Pavlo Yanchuk

Personal information
- Full name: Pavlo Sergeyevich Yanchuk
- Date of birth: 12 July 1986 (age 39)
- Place of birth: Kiev, Soviet Union
- Height: 1.84 m (6 ft 0 in)
- Position: Defender

Youth career
- 1999–2003: Dynamo Kyiv

Senior career*
- Years: Team / Apps / (Gls)
- 2003–2005: FC Obolon-2 Kyiv / 27 / (0)
- 2006–2007: Argeș Pitești / 0 / (0)
- 2008: FC St. Pauli / 1 / (0)
- 2009–2010: Liberty Salonta / 4 / (0)
- 2009: → Dinamo II București (loan) / 3 / (0)
- 2010: → Budapest Honvéd (loan) / 6 / (0)
- 2010: Bihor Oradea / 3 / (0)
- 2012: FC Tiraspol / 11 / (0)

= Pavlo Yanchuk =

Ukrainian footballer

Pavlo Sergeyevich Yanchuk (born 12 July 1986) is a Ukrainian former professional footballer who played as a defender.

== Career ==
Yanchuk started playing football in the Dynamo Kyiv Youth Academy.
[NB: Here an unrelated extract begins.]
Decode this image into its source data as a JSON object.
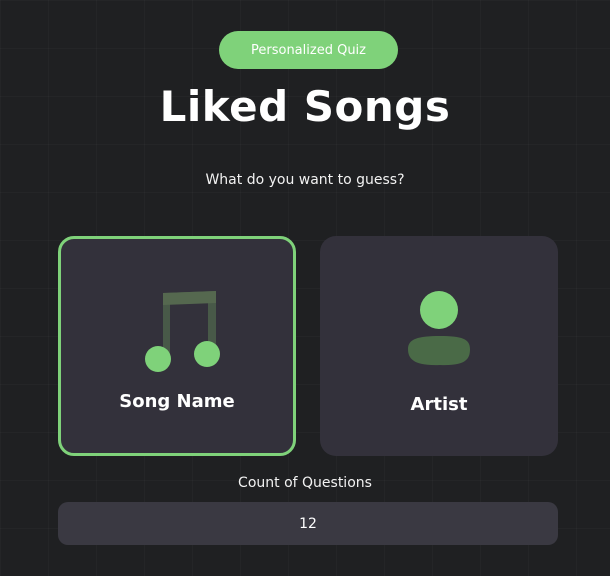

He then left for the Ukrainian First League club Obolon Kyiv from where he was bought by the Romanian side, FC Argeş Piteşti. During the 2008 winter transfer season, Yanchuk signed a half-season deal with FC St Pauli after unsuccessfully trying out in Schalke 04, He left then in July 2008 to Hamburg. Afterward, he played for Romanian side Liberty Salonta.